AI/DL

ClearML 이모저모

민사민서 2024. 8. 29. 15:27

https://github.com/allegroai/clearml/tree/master/examples

 

clearml/examples at master · allegroai/clearml

ClearML - Auto-Magical CI/CD to streamline your AI workload. Experiment Management, Data Management, Pipeline, Orchestration, Scheduling & Serving in one MLOps/LLMOps solution - allegroai/clearml

github.com

요거로 연습해보아도 좋음

 

1. Task Types

  • training (default) - Training a model
  • testing - Testing a component, for example model performance
  • inference - Model inference job (e.g. offline / batch model execution)
  • controller - A task that lays out the logic for other tasks' interactions, manual or automatic (e.g. a pipeline controller)
  • optimizer - A specific type of controller for optimization tasks (e.g. hyperparameter optimization)
  • service - Long lasting or recurring service (e.g. server cleanup, auto ingress, sync services etc.)
  • monitor - A specific type of service for monitoring
  • application - A task implementing custom applicative logic, like autoscaler or clearml-session
  • data_processing - Any data ingress / preprocessing (see ClearML Data)
  • qc - Quality Control (e.g. evaluating model performance vs. blind dataset)

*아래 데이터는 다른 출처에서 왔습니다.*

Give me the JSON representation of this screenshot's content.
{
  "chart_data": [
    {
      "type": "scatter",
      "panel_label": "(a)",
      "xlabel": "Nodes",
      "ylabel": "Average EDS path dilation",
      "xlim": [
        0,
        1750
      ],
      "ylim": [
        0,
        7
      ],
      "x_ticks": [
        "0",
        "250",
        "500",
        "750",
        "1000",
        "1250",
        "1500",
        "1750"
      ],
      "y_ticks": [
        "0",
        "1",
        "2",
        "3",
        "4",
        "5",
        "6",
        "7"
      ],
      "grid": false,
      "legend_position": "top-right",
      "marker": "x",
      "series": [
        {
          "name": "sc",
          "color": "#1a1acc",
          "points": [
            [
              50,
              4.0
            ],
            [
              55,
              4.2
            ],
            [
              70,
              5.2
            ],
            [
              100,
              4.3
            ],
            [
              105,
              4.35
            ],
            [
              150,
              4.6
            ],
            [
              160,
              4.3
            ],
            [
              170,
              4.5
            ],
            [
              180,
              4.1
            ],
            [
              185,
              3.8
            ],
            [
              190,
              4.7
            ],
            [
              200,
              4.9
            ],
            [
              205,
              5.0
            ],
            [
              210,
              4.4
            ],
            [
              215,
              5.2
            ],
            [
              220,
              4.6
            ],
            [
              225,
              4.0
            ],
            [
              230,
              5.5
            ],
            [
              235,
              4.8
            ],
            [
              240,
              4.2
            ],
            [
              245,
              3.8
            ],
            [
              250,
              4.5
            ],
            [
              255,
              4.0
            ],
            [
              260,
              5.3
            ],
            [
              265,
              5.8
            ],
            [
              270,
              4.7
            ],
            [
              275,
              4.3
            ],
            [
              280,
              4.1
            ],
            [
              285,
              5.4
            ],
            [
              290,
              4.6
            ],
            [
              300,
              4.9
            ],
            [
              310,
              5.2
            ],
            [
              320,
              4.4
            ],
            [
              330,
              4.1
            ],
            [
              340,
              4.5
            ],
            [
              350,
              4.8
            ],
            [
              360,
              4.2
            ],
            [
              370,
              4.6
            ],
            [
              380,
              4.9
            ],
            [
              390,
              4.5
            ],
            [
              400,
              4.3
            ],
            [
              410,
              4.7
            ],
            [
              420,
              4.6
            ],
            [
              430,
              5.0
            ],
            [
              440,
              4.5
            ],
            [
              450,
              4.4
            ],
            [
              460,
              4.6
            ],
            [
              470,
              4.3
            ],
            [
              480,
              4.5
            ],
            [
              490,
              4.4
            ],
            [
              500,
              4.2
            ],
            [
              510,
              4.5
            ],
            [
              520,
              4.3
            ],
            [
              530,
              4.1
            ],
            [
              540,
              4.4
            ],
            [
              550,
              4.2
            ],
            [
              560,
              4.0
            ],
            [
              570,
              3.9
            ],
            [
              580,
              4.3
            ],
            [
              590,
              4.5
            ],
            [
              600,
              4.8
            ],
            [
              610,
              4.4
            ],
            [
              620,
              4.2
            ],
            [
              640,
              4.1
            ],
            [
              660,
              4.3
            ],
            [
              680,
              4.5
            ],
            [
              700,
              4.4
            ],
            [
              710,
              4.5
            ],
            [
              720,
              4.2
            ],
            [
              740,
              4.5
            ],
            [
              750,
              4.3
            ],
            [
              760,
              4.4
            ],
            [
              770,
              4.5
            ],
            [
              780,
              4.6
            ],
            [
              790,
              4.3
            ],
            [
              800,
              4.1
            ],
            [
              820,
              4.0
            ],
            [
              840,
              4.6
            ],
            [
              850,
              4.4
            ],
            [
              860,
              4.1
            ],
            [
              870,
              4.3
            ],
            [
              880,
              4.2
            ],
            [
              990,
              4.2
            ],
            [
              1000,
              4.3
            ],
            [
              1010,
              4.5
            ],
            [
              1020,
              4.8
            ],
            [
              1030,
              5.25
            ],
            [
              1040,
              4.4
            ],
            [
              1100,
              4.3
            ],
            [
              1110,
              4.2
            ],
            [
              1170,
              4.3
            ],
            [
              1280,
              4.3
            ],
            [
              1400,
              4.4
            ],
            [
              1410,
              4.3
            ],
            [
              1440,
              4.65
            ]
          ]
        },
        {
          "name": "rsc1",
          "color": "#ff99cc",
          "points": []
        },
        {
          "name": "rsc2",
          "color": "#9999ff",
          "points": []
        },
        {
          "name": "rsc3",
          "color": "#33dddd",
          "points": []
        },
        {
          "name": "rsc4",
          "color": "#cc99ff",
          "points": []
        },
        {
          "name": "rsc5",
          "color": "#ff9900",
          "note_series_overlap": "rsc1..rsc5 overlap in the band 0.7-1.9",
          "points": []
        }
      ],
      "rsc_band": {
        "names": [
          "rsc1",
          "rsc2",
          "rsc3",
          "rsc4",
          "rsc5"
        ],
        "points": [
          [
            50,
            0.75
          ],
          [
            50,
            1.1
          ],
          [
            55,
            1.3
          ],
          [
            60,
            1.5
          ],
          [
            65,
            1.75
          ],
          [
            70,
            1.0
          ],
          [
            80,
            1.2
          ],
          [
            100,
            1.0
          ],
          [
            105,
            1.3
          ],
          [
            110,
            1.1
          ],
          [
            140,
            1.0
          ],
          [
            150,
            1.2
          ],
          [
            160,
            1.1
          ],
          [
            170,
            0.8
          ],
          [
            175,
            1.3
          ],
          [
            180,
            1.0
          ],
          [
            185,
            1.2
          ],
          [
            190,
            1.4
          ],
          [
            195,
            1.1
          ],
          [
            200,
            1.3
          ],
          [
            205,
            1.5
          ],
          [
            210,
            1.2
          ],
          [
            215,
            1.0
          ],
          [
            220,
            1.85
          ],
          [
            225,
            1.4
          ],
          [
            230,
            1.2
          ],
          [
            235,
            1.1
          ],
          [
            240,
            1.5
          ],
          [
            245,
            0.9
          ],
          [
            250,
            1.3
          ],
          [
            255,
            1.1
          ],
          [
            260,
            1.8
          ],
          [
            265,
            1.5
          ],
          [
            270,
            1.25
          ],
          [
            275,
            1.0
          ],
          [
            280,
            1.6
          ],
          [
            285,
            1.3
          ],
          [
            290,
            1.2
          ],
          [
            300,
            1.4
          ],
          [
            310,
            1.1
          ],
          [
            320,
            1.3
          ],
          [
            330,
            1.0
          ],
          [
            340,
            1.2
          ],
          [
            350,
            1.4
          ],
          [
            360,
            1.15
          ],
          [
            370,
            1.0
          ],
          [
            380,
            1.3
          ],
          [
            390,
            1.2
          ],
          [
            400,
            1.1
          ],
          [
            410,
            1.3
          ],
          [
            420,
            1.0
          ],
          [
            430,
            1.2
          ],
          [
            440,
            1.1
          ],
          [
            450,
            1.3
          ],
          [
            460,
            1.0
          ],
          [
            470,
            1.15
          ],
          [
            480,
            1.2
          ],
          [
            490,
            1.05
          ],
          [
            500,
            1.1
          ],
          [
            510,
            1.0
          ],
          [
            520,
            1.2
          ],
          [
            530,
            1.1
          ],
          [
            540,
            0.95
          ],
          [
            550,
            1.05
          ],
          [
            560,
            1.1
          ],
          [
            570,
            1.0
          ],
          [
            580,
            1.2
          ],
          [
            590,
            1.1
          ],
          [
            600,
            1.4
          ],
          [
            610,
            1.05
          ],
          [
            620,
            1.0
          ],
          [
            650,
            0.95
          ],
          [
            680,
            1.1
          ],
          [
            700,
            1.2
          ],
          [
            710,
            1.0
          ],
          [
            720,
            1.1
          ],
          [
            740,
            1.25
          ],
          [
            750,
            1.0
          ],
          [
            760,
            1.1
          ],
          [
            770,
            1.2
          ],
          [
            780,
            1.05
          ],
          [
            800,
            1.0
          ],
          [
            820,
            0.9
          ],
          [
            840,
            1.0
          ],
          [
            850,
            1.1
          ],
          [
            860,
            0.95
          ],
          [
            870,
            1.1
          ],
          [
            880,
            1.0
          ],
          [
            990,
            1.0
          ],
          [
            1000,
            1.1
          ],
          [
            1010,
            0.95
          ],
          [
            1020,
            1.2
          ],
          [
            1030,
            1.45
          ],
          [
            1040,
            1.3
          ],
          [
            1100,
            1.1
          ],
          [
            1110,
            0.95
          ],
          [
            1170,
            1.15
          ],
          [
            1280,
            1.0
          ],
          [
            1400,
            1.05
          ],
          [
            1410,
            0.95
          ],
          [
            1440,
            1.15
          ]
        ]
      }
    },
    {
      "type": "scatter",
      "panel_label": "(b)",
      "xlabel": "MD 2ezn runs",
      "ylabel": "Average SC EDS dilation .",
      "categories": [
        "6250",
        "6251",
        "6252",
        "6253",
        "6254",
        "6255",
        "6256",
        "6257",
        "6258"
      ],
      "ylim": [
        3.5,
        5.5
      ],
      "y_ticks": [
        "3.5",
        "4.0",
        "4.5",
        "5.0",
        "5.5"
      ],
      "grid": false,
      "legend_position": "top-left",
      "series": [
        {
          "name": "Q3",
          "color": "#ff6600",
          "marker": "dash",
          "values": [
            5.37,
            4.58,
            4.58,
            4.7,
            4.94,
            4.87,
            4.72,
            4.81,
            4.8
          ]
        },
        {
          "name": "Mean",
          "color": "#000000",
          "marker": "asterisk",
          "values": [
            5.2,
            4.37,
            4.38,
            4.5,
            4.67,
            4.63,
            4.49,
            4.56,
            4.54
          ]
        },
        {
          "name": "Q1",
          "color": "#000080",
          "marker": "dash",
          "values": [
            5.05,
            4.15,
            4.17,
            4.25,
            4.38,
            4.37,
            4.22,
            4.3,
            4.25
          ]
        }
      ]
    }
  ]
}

2. class automation.HyperParameterOptimizer()

https://clear.ml/docs/latest/docs/references/sdk/hpo_optimization_hyperparameteroptimizer/

 

3. clearML agent

# install
pip install cleaml-agent

# 필요 시 config 구성 (default docker, app key, github credentials, aws credentials..)
clearml-agent init

참고로 이후에 ~/clearml.conf 직접 수정해도 됩니다 (https://github.com/allegroai/clearml-agent/blob/master/docs/clearml.conf 포맷은 여기 참고)

 

https://clear.ml/docs/latest/docs/clearml_agent/clearml_agent_ref/#parameters

여러 옵션을 줄 수 있는데요 한 예시로 아래와 같이 하면 default라는 큐의 작업을 수신하고 도커에서 실행할 수 있게 한답니다

clearml-agent daemon --queue default --docker

 

4. execute task remotely

for epoch in range(1, args.epochs + 1):
    if epoch > 1:
        # We run training for 1 epoch to make sure nothing crashes then local execution will be terminated.
        # Execution will switch to remote execution by the agent listening to specified queue
        task.execute_remotely(queue_name="default")
    train(args, model, device, train_loader, optimizer, epoch)
    test(args, model, device, test_loader, epoch)

예를 들어 이렇게 실행하다 원격에 던져버리면

큐에 pending 상태로 작업이 잘 들어가있군요

 

5. log report in scalar

def train(args, model, device, train_loader, optimizer, epoch):
    model.train()
    for batch_idx, (data, target) in enumerate(train_loader):
        data, target = data.to(device), target.to(device)
        optimizer.zero_grad()
        output = model(data)
        loss = F.nll_loss(output, target)
        loss.backward()
        optimizer.step()
        if batch_idx % args.log_interval == 0:
            Logger.current_logger().report_scalar(
                "train", "loss", iteration=(epoch * len(train_loader) + batch_idx), value=loss.item())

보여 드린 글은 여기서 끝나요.